Without introduction, play a recording of Samuel Barber's orchestral song Knoxville: Summer of 1915 and lead the students in guided freewriting. Listening to the music, what kind of setting -- place, year, time of day, season -- is evoked? What colors does the music conjure in your mind? What does the scenery look like? Try to picture people in this setting. What are they doing? What are they wearing? What are they feeling?
Follow up the writing by asking students to read "Knoxville: Summer, 1915," the memoir that Agee's editors placed at the front of the novel to serve as a prologue. How well do you think Samuel Barber interpreted this piece of writing? Show students the photographs of Knoxville in the photo essay on the Web site. How does Agee's description of his neighborhood, his home, and its inhabitants compare to what you imagined as you listened to the music? How does Knoxville in 1915 compare to the neighborhoods in the city or town in which you live? What is different? What is the same?

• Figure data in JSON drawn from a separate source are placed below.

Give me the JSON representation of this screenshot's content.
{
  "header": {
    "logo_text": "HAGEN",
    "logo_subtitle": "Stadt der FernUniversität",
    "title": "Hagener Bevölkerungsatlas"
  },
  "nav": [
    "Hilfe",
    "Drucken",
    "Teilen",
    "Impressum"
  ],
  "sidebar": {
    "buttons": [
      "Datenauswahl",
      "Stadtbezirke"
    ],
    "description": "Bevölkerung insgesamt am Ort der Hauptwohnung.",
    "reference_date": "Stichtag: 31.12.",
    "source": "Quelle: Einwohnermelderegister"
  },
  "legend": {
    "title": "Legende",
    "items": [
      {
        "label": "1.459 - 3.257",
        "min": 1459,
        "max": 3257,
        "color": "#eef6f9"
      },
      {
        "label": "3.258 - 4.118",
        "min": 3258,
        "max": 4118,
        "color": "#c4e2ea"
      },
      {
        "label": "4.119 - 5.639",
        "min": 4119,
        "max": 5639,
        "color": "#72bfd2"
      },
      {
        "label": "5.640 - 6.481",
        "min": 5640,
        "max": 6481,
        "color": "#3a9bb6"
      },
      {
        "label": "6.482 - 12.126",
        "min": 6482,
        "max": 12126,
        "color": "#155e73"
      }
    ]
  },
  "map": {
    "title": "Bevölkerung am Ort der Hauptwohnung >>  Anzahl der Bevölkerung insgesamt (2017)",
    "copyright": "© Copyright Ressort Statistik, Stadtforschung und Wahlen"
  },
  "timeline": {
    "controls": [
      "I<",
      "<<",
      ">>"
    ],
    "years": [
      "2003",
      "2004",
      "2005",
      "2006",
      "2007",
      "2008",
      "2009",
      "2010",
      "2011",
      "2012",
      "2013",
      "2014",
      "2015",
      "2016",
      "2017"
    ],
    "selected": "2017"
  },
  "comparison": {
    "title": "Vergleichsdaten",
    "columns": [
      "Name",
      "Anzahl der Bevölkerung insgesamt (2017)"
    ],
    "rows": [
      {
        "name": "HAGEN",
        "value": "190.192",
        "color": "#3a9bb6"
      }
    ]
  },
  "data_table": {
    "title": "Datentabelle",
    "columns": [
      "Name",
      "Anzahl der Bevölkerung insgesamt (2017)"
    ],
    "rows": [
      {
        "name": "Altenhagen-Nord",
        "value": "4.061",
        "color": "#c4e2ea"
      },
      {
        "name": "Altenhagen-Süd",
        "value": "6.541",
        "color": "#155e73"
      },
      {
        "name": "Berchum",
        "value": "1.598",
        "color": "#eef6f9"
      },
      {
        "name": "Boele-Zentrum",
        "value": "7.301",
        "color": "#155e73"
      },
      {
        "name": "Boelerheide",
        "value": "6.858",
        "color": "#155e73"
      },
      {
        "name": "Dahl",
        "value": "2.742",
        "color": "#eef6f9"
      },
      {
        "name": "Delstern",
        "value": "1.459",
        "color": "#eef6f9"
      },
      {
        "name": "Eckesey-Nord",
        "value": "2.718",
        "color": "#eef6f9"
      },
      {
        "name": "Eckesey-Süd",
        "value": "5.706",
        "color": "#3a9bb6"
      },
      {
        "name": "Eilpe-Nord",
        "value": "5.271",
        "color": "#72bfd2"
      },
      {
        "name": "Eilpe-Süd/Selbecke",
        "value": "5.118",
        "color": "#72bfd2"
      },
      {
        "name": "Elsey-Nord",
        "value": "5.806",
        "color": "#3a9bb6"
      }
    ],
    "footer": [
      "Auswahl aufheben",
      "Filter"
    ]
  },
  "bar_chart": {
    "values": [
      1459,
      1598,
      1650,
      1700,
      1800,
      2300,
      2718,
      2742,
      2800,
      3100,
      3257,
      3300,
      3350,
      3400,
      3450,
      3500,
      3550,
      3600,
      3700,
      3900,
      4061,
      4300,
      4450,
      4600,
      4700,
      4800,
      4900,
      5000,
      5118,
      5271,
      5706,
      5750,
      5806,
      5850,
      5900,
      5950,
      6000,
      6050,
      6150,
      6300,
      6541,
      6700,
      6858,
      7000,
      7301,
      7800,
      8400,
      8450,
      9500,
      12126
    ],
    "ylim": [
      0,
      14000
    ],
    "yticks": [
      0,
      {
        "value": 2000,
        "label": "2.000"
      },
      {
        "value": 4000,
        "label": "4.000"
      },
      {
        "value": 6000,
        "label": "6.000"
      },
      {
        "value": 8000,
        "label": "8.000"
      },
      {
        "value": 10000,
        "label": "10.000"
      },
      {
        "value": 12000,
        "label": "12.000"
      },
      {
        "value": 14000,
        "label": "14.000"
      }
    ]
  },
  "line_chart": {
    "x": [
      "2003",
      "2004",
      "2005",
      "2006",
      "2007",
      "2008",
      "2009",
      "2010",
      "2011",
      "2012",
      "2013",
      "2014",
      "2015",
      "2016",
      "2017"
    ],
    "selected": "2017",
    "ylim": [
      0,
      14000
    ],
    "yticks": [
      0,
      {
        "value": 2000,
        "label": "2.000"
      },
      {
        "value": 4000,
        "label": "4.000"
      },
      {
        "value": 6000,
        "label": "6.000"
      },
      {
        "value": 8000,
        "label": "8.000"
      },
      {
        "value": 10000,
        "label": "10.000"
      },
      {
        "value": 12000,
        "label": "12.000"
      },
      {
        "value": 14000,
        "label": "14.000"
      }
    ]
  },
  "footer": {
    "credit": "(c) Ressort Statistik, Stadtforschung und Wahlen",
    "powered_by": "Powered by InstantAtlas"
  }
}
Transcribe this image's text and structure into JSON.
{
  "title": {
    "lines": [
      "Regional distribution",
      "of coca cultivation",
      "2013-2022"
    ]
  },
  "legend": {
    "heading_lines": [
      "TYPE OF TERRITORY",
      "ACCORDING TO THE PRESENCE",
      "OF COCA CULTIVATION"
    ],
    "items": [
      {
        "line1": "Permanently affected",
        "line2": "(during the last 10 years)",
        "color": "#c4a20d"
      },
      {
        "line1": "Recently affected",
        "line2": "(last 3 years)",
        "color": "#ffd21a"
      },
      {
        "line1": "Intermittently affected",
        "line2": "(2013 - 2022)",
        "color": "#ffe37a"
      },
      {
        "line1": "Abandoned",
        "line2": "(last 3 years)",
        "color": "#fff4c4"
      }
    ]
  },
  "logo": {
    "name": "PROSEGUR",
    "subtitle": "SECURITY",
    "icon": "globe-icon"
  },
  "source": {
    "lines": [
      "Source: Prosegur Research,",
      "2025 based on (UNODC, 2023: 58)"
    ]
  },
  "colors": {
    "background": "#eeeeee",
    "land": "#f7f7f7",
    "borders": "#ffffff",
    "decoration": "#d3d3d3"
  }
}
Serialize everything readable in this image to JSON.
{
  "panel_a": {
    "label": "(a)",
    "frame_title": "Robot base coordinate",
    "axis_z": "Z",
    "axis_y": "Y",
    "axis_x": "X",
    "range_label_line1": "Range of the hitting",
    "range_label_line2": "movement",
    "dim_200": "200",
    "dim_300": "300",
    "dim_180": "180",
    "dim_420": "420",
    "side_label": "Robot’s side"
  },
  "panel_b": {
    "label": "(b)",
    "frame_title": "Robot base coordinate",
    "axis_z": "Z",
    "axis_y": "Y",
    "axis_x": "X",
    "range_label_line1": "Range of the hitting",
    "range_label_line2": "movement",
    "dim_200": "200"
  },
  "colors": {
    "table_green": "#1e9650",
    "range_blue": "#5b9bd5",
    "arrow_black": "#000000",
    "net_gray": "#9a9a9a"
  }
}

Through the Eyes of a Child
Recall the scene in the film when Rufus and his father walk by the hat store. Have students pair up in twos or threes. In each group, let one student "be" Rufus and think and act like a six or seven year old. Let the other student "be" the father or the mother (they can improvise what she might have said or felt if she had been with them when they passed by the store) and think like a grown-up. Now have one (or more) group(s) of students re-enact the scene, with both the "child" and the "adult" exaggerating what they are feeling.
Ask each of the other groups of students to write a one-or-two-paragraph description from the point of view of the character (child or adult) they've taken on about how the walk past the hat store made them feel. Have volunteers to read their descriptions out loud. Why do they disagree about whether and when Rufus should get a new cap? Note differences in tone, in point of view, and in vocabulary.
Discuss the differences between a child's and an adult's perspective. What does the child desire, and what does he fear? What about the mother and father? How are the fears of the adults and their sense of what is important different from a child's? How is an adult's perspective on an event different than a child's?